While courts have found that breach of an open source license can result in IP infringement, until now courts had not definitively ruled whether breach of an open source license is a breach of a contract. With Judge Corley’s ruling in the denial of Hancom’s motion to dismiss, and with Artifex and Hancom having reached a confidential settlement, this ruling remains on the books.
The court also addressed an important issue in open source law—whether an open source licensor can obtain an order requiring the licensee to distribute the source code to a derivative work it created. Although the court did not made a definitive ruling on the issue, it expressly refused to dismiss Artifex’s request for such an order. The court noted that this type of order is appropriate only if damages are impractical to calculate or inadequate and that “the ultimate imposition of such relief is extremely dubious.” Nevertheless, the court recognized that the obligation to share source code for derivative works under the GPL, so that others may further advance and develop the open source, is a key part of the consideration for an open source licensor to make its valuable source code available for free under the terms of the GPL. The court therefore left the door open for GPL licensors to argue in the future that money damages are inadequate to address the harm that comes from failure to share derivative works based on GPL software.

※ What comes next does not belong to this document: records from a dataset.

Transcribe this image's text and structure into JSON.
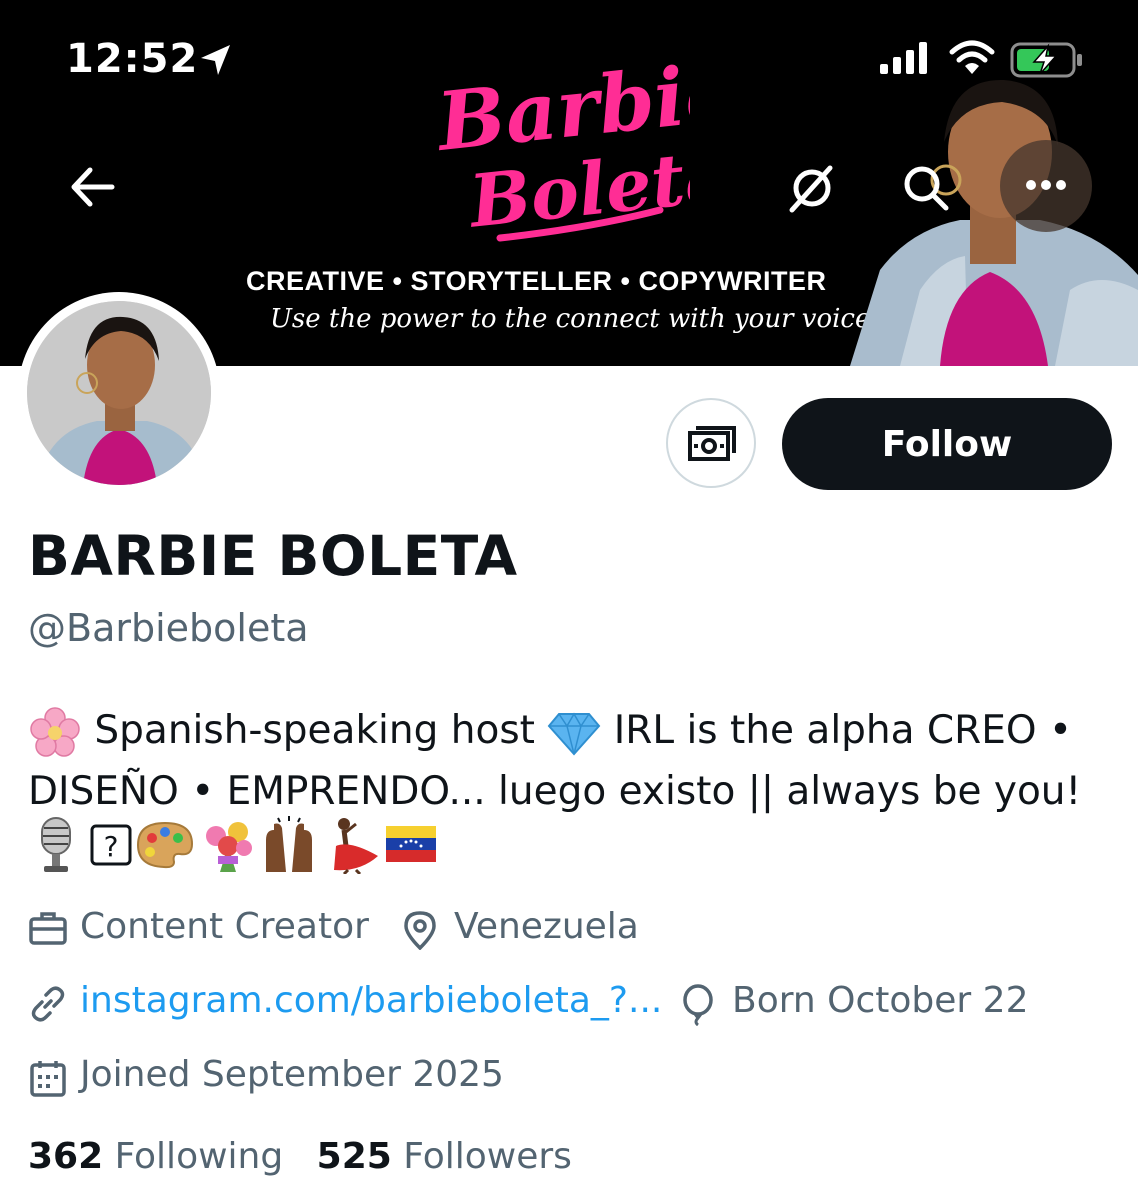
{
  "status_bar": {
    "time": "12:52"
  },
  "header": {
    "logo_text_1": "Barbie",
    "logo_text_2": "Boleta",
    "tagline": "CREATIVE • STORYTELLER • COPYWRITER",
    "subtagline": "Use the power to the connect with your voice!"
  },
  "actions": {
    "follow_label": "Follow"
  },
  "profile": {
    "display_name": "BARBIE BOLETA",
    "handle": "@Barbieboleta",
    "bio_line1_a": "Spanish-speaking host",
    "bio_line1_b": "IRL is the alpha CREO •",
    "bio_line2": "DISEÑO • EMPRENDO... luego existo || always be you!",
    "bio_emoji_icons": [
      "cherry-blossom",
      "gem",
      "microphone",
      "unknown-glyph",
      "artist-palette",
      "bouquet",
      "raising-hands",
      "dancer",
      "venezuela-flag"
    ],
    "category": "Content Creator",
    "location": "Venezuela",
    "website": "instagram.com/barbieboleta_?...",
    "birthday": "Born October 22",
    "joined": "Joined September 2025"
  },
  "stats": {
    "following_count": "362",
    "following_label": "Following",
    "followers_count": "525",
    "followers_label": "Followers"
  },
  "colors": {
    "brand_pink": "#ff2d95",
    "link_blue": "#1d9bf0",
    "secondary_text": "#536471",
    "primary_text": "#0f1419"
  }
}
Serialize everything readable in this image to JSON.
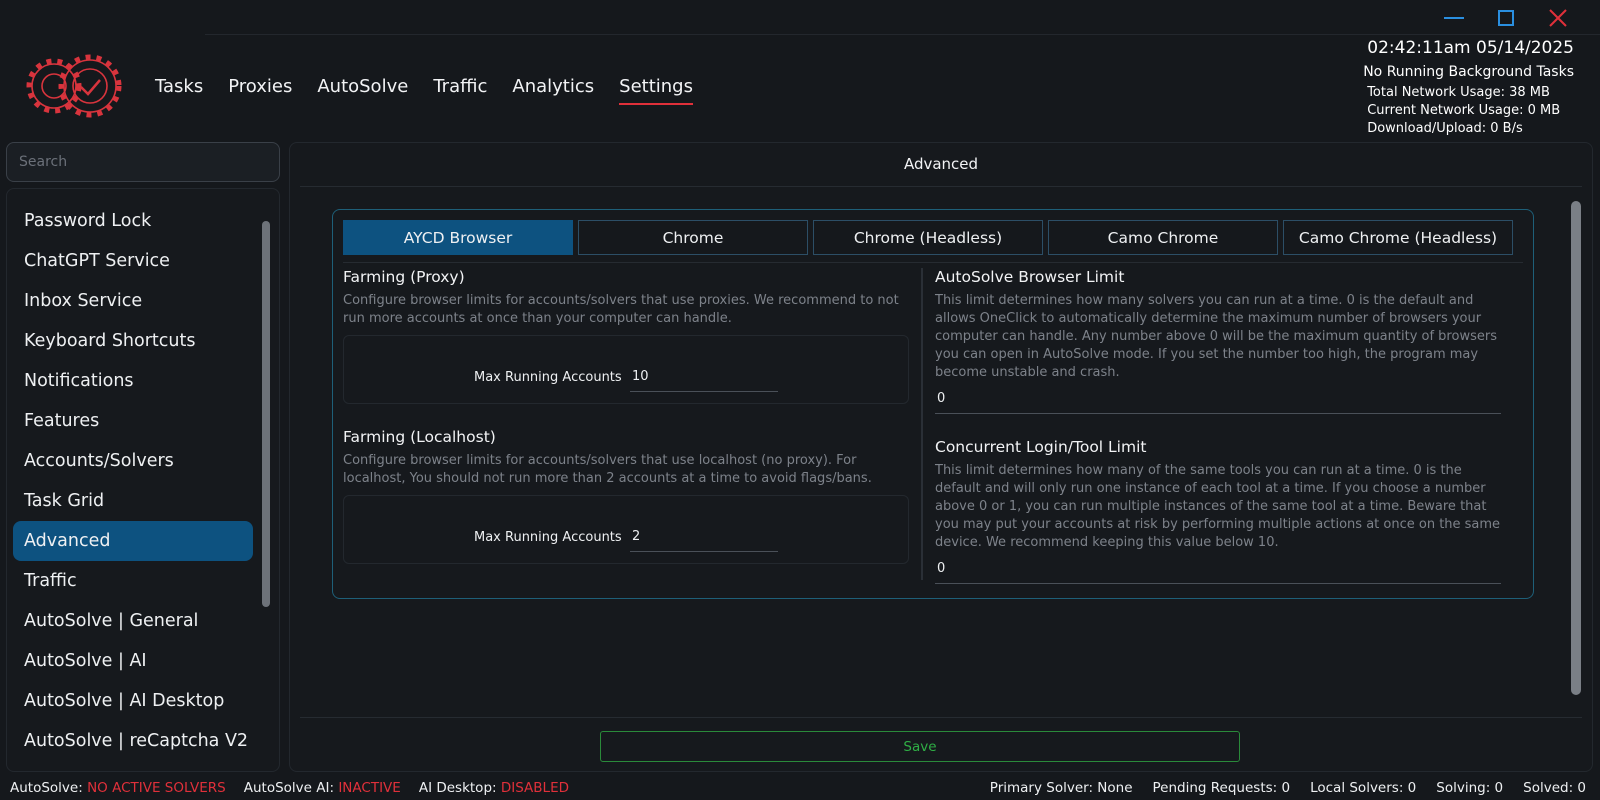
{
  "colors": {
    "accent_blue": "#0d5280",
    "accent_red": "#e0303a",
    "save_green": "#2fae45"
  },
  "window_controls": {
    "minimize_icon": "minimize-icon",
    "maximize_icon": "maximize-icon",
    "close_icon": "close-icon"
  },
  "nav": {
    "items": [
      "Tasks",
      "Proxies",
      "AutoSolve",
      "Traffic",
      "Analytics",
      "Settings"
    ],
    "active": "Settings"
  },
  "status": {
    "clock": "02:42:11am 05/14/2025",
    "background_tasks": "No Running Background Tasks",
    "total_network": "Total Network Usage:  38 MB",
    "current_network": "Current Network Usage: 0 MB",
    "download_upload": "Download/Upload: 0 B/s"
  },
  "search": {
    "placeholder": "Search",
    "value": ""
  },
  "sidebar": {
    "items": [
      "Password Lock",
      "ChatGPT Service",
      "Inbox Service",
      "Keyboard Shortcuts",
      "Notifications",
      "Features",
      "Accounts/Solvers",
      "Task Grid",
      "Advanced",
      "Traffic",
      "AutoSolve | General",
      "AutoSolve | AI",
      "AutoSolve | AI Desktop",
      "AutoSolve | reCaptcha V2"
    ],
    "active": "Advanced"
  },
  "main": {
    "title": "Advanced",
    "tabs": [
      "AYCD Browser",
      "Chrome",
      "Chrome (Headless)",
      "Camo Chrome",
      "Camo Chrome (Headless)"
    ],
    "active_tab": "AYCD Browser",
    "farming_proxy": {
      "title": "Farming (Proxy)",
      "desc": "Configure browser limits for accounts/solvers that use proxies. We recommend to not run more accounts at once than your computer can handle.",
      "field_label": "Max Running Accounts",
      "field_value": "10"
    },
    "farming_localhost": {
      "title": "Farming (Localhost)",
      "desc": "Configure browser limits for accounts/solvers that use localhost (no proxy). For localhost, You should not run more than 2 accounts at a time to avoid flags/bans.",
      "field_label": "Max Running Accounts",
      "field_value": "2"
    },
    "autosolve_limit": {
      "title": "AutoSolve Browser Limit",
      "desc": "This limit determines how many solvers you can run at a time. 0 is the default and allows OneClick to automatically determine the maximum number of browsers your computer can handle. Any number above 0 will be the maximum quantity of browsers you can open in AutoSolve mode. If you set the number too high, the program may become unstable and crash.",
      "value": "0"
    },
    "concurrent_limit": {
      "title": "Concurrent Login/Tool Limit",
      "desc": "This limit determines how many of the same tools you can run at a time. 0 is the default and will only run one instance of each tool at a time. If you choose a number above 0 or 1, you can run multiple instances of the same tool at a time. Beware that you may put your accounts at risk by performing multiple actions at once on the same device. We recommend keeping this value below 10.",
      "value": "0"
    },
    "save_label": "Save"
  },
  "statusbar": {
    "autosolve_label": "AutoSolve:",
    "autosolve_value": "NO ACTIVE SOLVERS",
    "autosolve_ai_label": "AutoSolve AI:",
    "autosolve_ai_value": "INACTIVE",
    "ai_desktop_label": "AI Desktop:",
    "ai_desktop_value": "DISABLED",
    "primary_solver": "Primary Solver: None",
    "pending_requests": "Pending Requests: 0",
    "local_solvers": "Local Solvers: 0",
    "solving": "Solving: 0",
    "solved": "Solved: 0"
  }
}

A lesser discussed aspect of the denial of the motion to dismiss was the issue of whether the copyright claim preempted the breach of contract claim. In order for the contract claim to be preempted by a copyright claim, the contract claims must address rights which are different from copyrights, such that the contract itself has an “extra element” to it beyond copyrights. Judge Corley examined whether the GPL license has such an element. She found that copyright law does not contain any open source obligations, and because the GPL contains specific obligations regarding a licensee’s making a derivative work open source and subject to the GPL, this obligation was an “extra element.” This analysis further supports the finding of a contract claim for breach of the GPL.
Furthering the “breach of the GPL is breach of a contract” thinking, the court in its September, 2017 denial of Hancom’s motion for summary judgment found that it was appropriate to measure damages by the license fees Hancom would have paid Artifex had it obtained a commercial license for its use of Ghostscript. Hancom argued that because no fees are charged under the GPL, a violation of the GPL cannot give rise to monetary damages. The court disagreed and found that, while it can’t impose the terms of the commercial license on Hancom, “a jury can use the value of the commercial license as a basis for any damages determination.” This is a favorable finding for providers of software under both commercial and open source terms. It provides licensors with a quantitative tool for enforcement against users of software who attempt to avoid commercial license fees by taking software under open source licenses without complying with the associated obligations.
Although Artifex and Hancom have reached a settlement, the terms of which are confidential, this case has provided two helpful guideposts in open source law, where practitioners and businesses are often left to their own analysis (and sometimes a prayer) to determine how best to understand the rules of the road.